“Oggi, il mare sul quale fecero naufragio Paolo e i suoi compagni è ancora una volta un luogo pericoloso per la vita di altri naviganti”. Nella catechesi dell’udienza di oggi, dedicata all’ospitalità – tema della Settimana di preghiera per l’unità dei cristiani – e pronunciata in Aula Paolo VI davanti a 7mila persone, il Papa ha citato ancora una volta il dramma delle migrazioni, con la sua stringente attualità: “In tutto il mondo uomini e donne migranti affrontano viaggi rischiosi per sfuggire alla violenza, per sfuggire alla guerra, per sfuggire alla povertà. Come Paolo e i suoi compagni sperimentano l’indifferenza, l’ostilità del deserto, dei fiumi, dei mari…”.
“Tante volte non li lasciano sbarcare nei porti”, l’aggiunta a braccio: “Purtroppo, a volte incontrano anche l’ostilità ben peggiore degli uomini”. “Sono sfruttati da trafficanti criminali, oggi”, la denuncia di Francesco: “Sono trattati come numeri e come una minaccia da alcuni governanti, oggi. A volte l’inospitalità li rigetta come un’onda verso la povertà o i pericoli da cui sono fuggiti”.
“Noi, come cristiani, dobbiamo lavorare insieme per mostrare ai migranti l’amore di Dio rivelato da Gesù Cristo”, l’impegno chiesto sul versante ecumenico, e non solo: “Possiamo e dobbiamo testimoniare che non ci sono soltanto l’ostilità e l’indifferenza, ma che ogni persona è preziosa per Dio e amata da Lui. Le divisioni che ancora esistono tra di noi ci impediscono di essere pienamente il segno dell’amore di Dio”. “Lavorare insieme per vivere l’ospitalità ecumenica, in particolare verso coloro la cui vita è più vulnerabile, ci renderà tutti – tutti i cristiani, protestanti, ortodossi, cattolici – esseri umani migliori, discepoli migliori e un popolo cristiano più unito”, ha concluso Francesco: “Ci avvicinerà ulteriormente all’unità, che è la volontà di Dio per noi”.
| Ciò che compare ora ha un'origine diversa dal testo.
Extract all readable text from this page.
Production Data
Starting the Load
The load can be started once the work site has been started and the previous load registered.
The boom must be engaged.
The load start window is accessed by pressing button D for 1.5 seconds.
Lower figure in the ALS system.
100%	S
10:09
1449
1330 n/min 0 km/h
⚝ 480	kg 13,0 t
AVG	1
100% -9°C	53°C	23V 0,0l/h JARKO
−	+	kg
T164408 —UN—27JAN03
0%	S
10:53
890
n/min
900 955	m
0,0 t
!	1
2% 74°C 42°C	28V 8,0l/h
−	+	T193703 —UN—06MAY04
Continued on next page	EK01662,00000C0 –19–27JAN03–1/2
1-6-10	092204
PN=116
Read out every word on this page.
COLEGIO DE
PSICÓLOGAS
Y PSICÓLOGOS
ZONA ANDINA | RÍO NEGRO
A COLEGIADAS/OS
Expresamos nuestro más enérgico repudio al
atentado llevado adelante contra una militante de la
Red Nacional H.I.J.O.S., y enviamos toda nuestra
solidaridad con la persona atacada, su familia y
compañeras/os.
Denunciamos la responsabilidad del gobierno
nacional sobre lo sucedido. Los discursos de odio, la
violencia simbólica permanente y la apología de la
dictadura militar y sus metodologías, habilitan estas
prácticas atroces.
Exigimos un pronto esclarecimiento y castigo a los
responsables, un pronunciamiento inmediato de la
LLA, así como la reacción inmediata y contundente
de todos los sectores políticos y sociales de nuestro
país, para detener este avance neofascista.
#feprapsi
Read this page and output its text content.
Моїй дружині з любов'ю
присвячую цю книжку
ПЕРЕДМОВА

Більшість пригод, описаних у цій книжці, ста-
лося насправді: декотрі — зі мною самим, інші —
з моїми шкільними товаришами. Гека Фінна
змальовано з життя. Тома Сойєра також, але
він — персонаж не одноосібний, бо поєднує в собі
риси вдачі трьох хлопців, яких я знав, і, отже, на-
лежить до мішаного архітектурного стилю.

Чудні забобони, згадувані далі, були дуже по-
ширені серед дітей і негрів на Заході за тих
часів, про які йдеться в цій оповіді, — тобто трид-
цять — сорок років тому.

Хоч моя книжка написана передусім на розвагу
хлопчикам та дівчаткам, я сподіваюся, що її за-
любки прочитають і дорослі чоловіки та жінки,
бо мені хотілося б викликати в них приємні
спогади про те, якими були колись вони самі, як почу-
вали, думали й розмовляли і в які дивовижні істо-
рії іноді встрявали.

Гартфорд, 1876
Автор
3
“L’ospitalità è importante, è pure un’importante virtù ecumenica”, perché “significa riconoscere che gli altri cristiani sono veramente nostri fratelli e nostre sorelle in Cristo”,
l’esordio della catechesi. “Siamo fratelli”, il commento a braccio: l’ospitalità “non è un atto di generosità a senso unico, perché quando ospitiamo altri cristiani li accogliamo come un dono che ci viene fatto”. Poi il riferimento al brano degli Atti degli apostoli in cui si narra del naufragio di San Paolo a Malta, già oggetto della catechesi di due settimane fa: “Come i maltesi – bravi questi maltesi – siamo ripagati, perché riceviamo ciò che lo Spirito Santo ha seminato in questi nostri fratelli e sorelle, e questo diventa un dono anche per noi, perché lo Spirito Santo semina le sue grazie dappertutto”. “Accogliere cristiani di un’altra tradizione – ha spiegato ancora Francesco – significa in primo luogo mostrare l’amore di Dio nei loro confronti, perché sono figli di Dio, fratelli nostri, e inoltre significa accogliere ciò che Dio ha compiuto nella loro vita”.
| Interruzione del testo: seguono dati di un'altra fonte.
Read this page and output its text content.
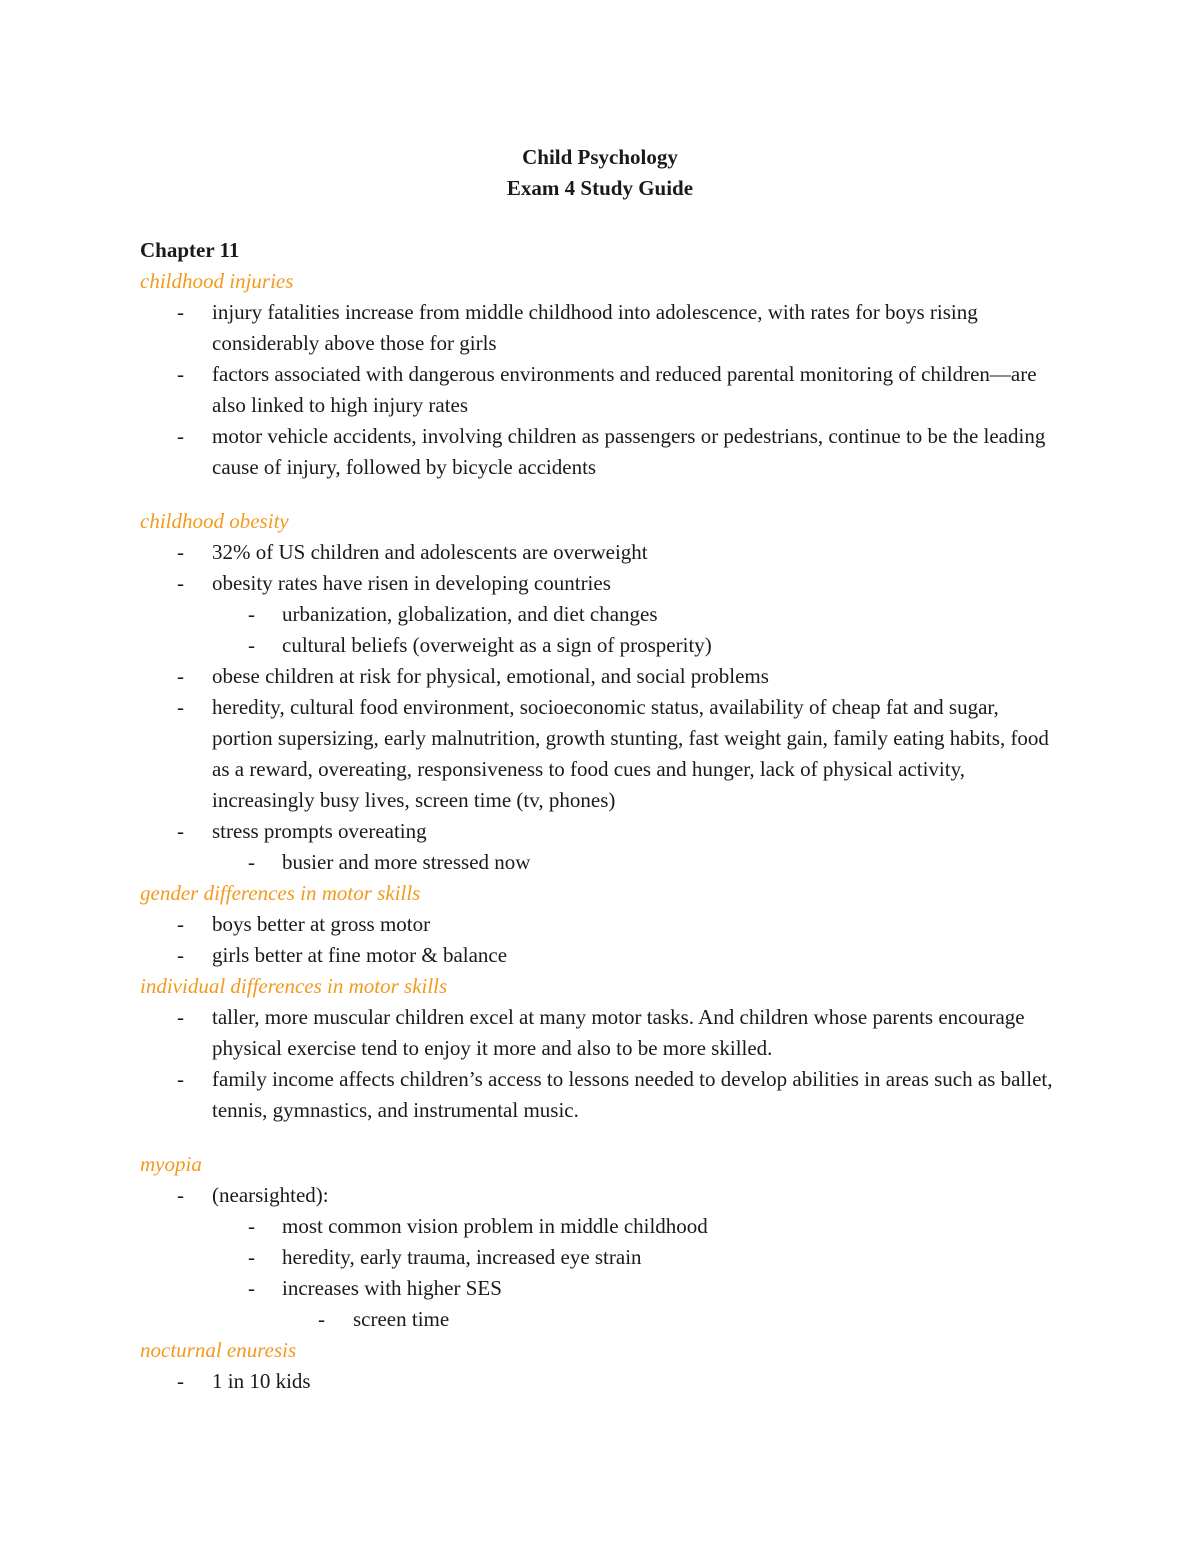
Child Psychology
Exam 4 Study Guide
Chapter 11
childhood injuries
- injury fatalities increase from middle childhood into adolescence, with rates for boys rising considerably above those for girls
- factors associated with dangerous environments and reduced parental monitoring of children—are also linked to high injury rates
- motor vehicle accidents, involving children as passengers or pedestrians, continue to be the leading cause of injury, followed by bicycle accidents
childhood obesity
- 32% of US children and adolescents are overweight
- obesity rates have risen in developing countries
- urbanization, globalization, and diet changes
- cultural beliefs (overweight as a sign of prosperity)
- obese children at risk for physical, emotional, and social problems
- heredity, cultural food environment, socioeconomic status, availability of cheap fat and sugar, portion supersizing, early malnutrition, growth stunting, fast weight gain, family eating habits, food as a reward, overeating, responsiveness to food cues and hunger, lack of physical activity, increasingly busy lives, screen time (tv, phones)
- stress prompts overeating
- busier and more stressed now
gender differences in motor skills
- boys better at gross motor
- girls better at fine motor & balance
individual differences in motor skills
- taller, more muscular children excel at many motor tasks. And children whose parents encourage physical exercise tend to enjoy it more and also to be more skilled.
- family income affects children’s access to lessons needed to develop abilities in areas such as ballet, tennis, gymnastics, and instrumental music.
myopia
- (nearsighted):
- most common vision problem in middle childhood
- heredity, early trauma, increased eye strain
- increases with higher SES
- screen time
nocturnal enuresis
- 1 in 10 kids
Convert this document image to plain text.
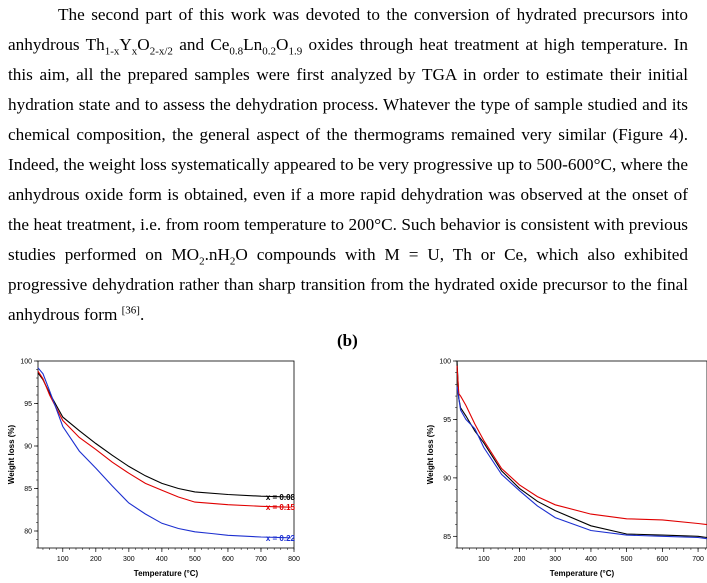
The second part of this work was devoted to the conversion of hydrated precursors into anhydrous $Th_{1-x}Y_xO_{2-x/2}$ and $Ce_{0.8}Ln_{0.2}O_{1.9}$ oxides through heat treatment at high temperature. In this aim, all the prepared samples were first analyzed by TGA in order to estimate their initial hydration state and to assess the dehydration process. Whatever the type of sample studied and its chemical composition, the general aspect of the thermograms remained very similar (Figure 4). Indeed, the weight loss systematically appeared to be very progressive up to 500-600°C, where the anhydrous oxide form is obtained, even if a more rapid dehydration was observed at the onset of the heat treatment, i.e. from room temperature to 200°C. Such behavior is consistent with previous studies performed on $MO_2.nH_2O$ compounds with M = U, Th or Ce, which also exhibited progressive dehydration rather than sharp transition from the hydrated oxide precursor to the final anhydrous form [36].

(b)
100	200	300	400	500	600	700	800
80
85
90
95
100
Temperature (°C)
Weight loss (%)
x = 0.08
x = 0.15
x = 0.22
100	200	300	400	500	600	700
85
90
95
100
Temperature (°C)
Weight loss (%)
“L’ospitalità ecumenica richiede la disponibilità ad ascoltare gli altri cristiani, prestando attenzione alle loro storie personali di fede e alla storia della loro comunità”, la raccomandazione del Papa: “Comunità di fede con altra tradizione della nostra”, l’aggiunta a braccio.
“L’ospitalità ecumenica comporta il desiderio di conoscere l’esperienza che altri cristiani fanno di Dio e l’attesa di ricevere i doni spirituali che ne derivano”, ha proseguito Francesco: “E questa è una grazia, scoprire questo è una grazia”. “Penso ai tempi passati”, l’esempio scelto fuori testo: “Nella mia terra, per esempio, quando venivano alcuni missionari evangelisti, un gruppetto di cattolici andava a bruciare le tende: questo non è cristiano, siamo fratelli, siamo tutti fratelli e dobbiamo fare l’ospitalità gli uni con gli altri”. Prima dei saluti in lingua italiana, l’appello a “pregare per la pace, per il dialogo e per la solidarietà tra le nazioni: doni quanto mai necessari al mondo di oggi”.